Southern States Poach Businesses Amid Downturn
By ANSLEY HAMAN
When NCR Corp. started looking late last summer to move from its hometown of Dayton, Ohio, economic development agencies in the South pulled out all the stops in a bid to lure the 125-year-old company best known as a cash-register manufacturer.
Georgia quickly offered more than $100 million in tax and training incentives. State officials connected NCR with six Georgia research universities willing to license new technologies and train workers.
In addition to traditional incentives like tax abatements and fee waivers, local economic development leaders in the suburban Atlanta county where NCR's headquarters would be located negotiated discounts for the company with rental-car companies, airlines and landscapers. The city of Columbus, Ga., 100 miles from Atlanta, applied for $5.5 million in stimulus money to help pay for a new NCR factory. After deciding to build a customer-services center near Atlanta last year, the company last week said it would relocate its 1,250-employee headquarters to the area and open an ATM factory in Columbus.
Bill Nuti, NCR's chairman and chief executive officer, said the decision to move is a long-term strategic step, rather than simply cashing in on incentives. The move will cost millions upfront, but is "a decision that was made in the face of the recession to invest in the company's future."
Major companies have been relocating to the Southeast for decades -- lured by tax breaks, nonunion work forces, and, increasingly, ports, railroads and highway systems. But now Southern states are attempting to leverage the downturn to promote the region as more attractive during hard times -- especially compared to the Rust Belt and other regions where the economy is suffering most.
The Southeast has attracted an array of corporate facilities recently. In February, Asbury Automotive Group Inc., a major chain of national auto retailers, relocated to metro Atlanta from New York. In recent months, Tennessee announced three projects, all valued at more than $1 billion each, by units of Wacker Chemie AG, Volkswagen AG and Hemlock Semiconductor Group. North Carolina last week welcomed a new Apple Inc. data warehouse.
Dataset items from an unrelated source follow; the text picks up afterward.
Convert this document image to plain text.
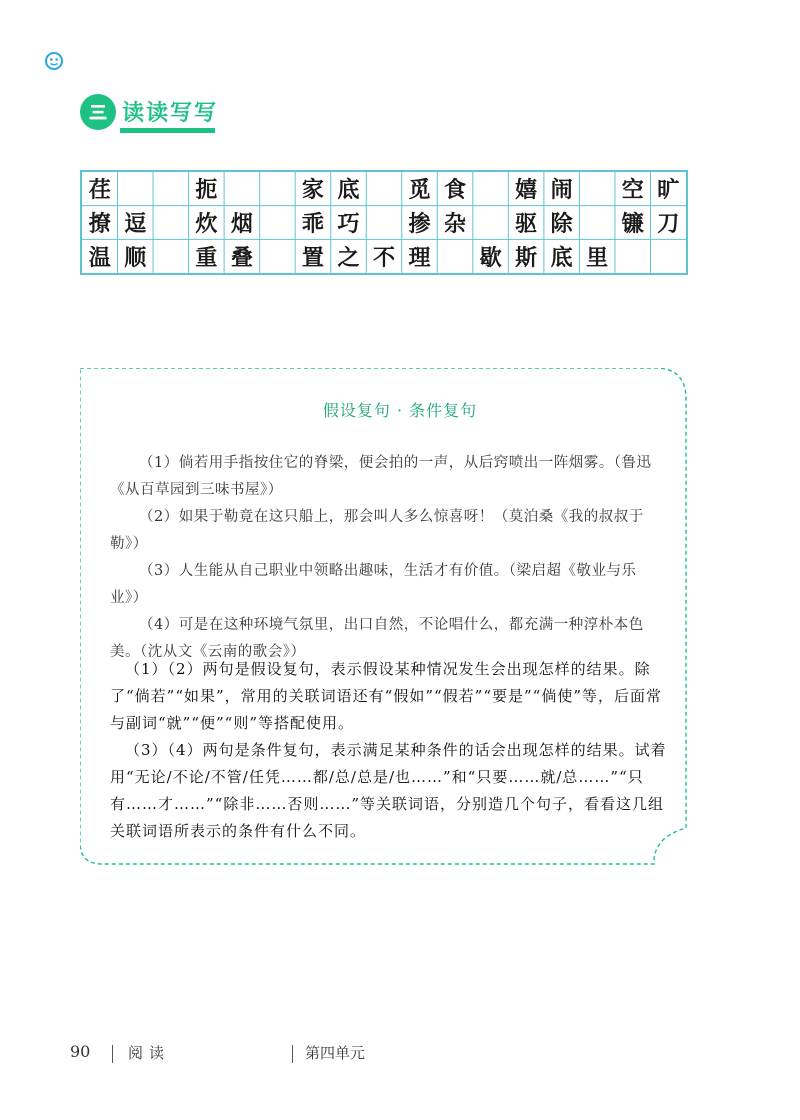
读读写写
荏	扼	家 底	觅 食	嬉 闹	空 旷
撩 逗	炊 烟	乖 巧	掺 杂	驱 除	镰 刀
温 顺	重 叠	置 之 不 理	歇 斯 底 里
假设复句 · 条件复句

（1）倘若用手指按住它的脊梁，便会拍的一声，从后窍喷出一阵烟雾。（鲁迅《从百草园到三味书屋》）

（2）如果于勒竟在这只船上，那会叫人多么惊喜呀！（莫泊桑《我的叔叔于勒》）

（3）人生能从自己职业中领略出趣味，生活才有价值。（梁启超《敬业与乐业》）

（4）可是在这种环境气氛里，出口自然，不论唱什么，都充满一种淳朴本色美。（沈从文《云南的歌会》）

（1）（2）两句是假设复句，表示假设某种情况发生会出现怎样的结果。除了“倘若”“如果”，常用的关联词语还有“假如”“假若”“要是”“倘使”等，后面常与副词“就”“便”“则”等搭配使用。

（3）（4）两句是条件复句，表示满足某种条件的话会出现怎样的结果。试着用“无论/不论/不管/任凭……都/总/总是/也……”和“只要……就/总……”“只有……才……”“除非……否则……”等关联词语，分别造几个句子，看看这几组关联词语所表示的条件有什么不同。

90	阅读	第四单元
Meanwhile, state economic development officers say they are pursuing a higher number of relocation prospects. "The level of competition on retention, expansion and relocation projects has become more intense," said North Carolina Deputy Secretary of Commerce Dale Carroll.
Development agencies across the Southeast are therefore pushing their recruiting machines into overdrive. Gwinnett County, where NCR is moving its headquarters, revamped its development strategy in 2007 to prevent the slowing of the area's red-hot job growth. Nick Masino, the Gwinnett Chamber of Commerce's vice president for economic development, says the organization hired seven new staff and created national and global marketing teams.
Since then, the number of companies the agency is courting soared to 36 this year compared with seven in the first six months of 2007. The Gwinnett Chamber has won five projects this year—including a 75-job expansion of Habasit America, a Suwanee, Ga., belting company, and a 300-job unit of California's YesVideo Inc., which transfers VHS to DVD. The agency says it brought at least 5,000 jobs to the county in the past 24 months. Half the companies it is pursuing are based in the Midwest.
The current flow of companies southward signals a "new form of the migration of the manufacturing from the Midwest," said Ross DeVol, director of regional economics at the Milken Institute, an economic think tank. "If the Midwest can't retain more of the firms like NCR given all the downsizing that's going to occur in the auto industry and the suppliers, this could have devastating effects," he said.
Atlanta officials say they started recruiting NCR, which employs 22,000 people world-wide, in 2007. Negotiations first began around a customer-services center, which NCR announced last October it would build in Peachtree City, another Atlanta suburb.
Worried, executives from the Dayton Area Chamber of Commerce that month visited NCR, the area's only Fortune 500 corporation. But NCR provided little feedback, said Phillip L. Parker, president of the Dayton Area Chamber of Commerce. The only concern NCR expressed to him over the years, he said, was difficulty recruiting in Dayton, which was last year named by Forbes magazine as one of the nation's "10 fastest-dying cities."
Meanwhile, the Georgia Department of Economic Development was stepping up efforts to win not just the expansion of NCR's area operations—but the entire company. Officials invited NCR executives to tour the Atlanta area, including the Georgia Institute of Technology and a state job-training facility. Development officials also successfully lobbied the Georgia legislature to improve tax benefits available for projects yielding more than 1,800 jobs and either $450 million in capital investment or a $150 million annual payroll.
NCR's move is a huge blow to Dayton, coming after the closure of a General Motors Corp. plant and layoffs at Delphi Corp. facilities. Unemployment in the area jumped to 11.3% in April from 6.4% a year earlier, according to the Bureau of Labor Statistics. "We were not allowed to even compete for this opportunity to retain this company that had been started and had been very successful in our community for so many years," said Mr. Parker. "I hope they don't wake up in five years and can't even take showers in Georgia," he added, in a jab at Atlanta's recent water shortages.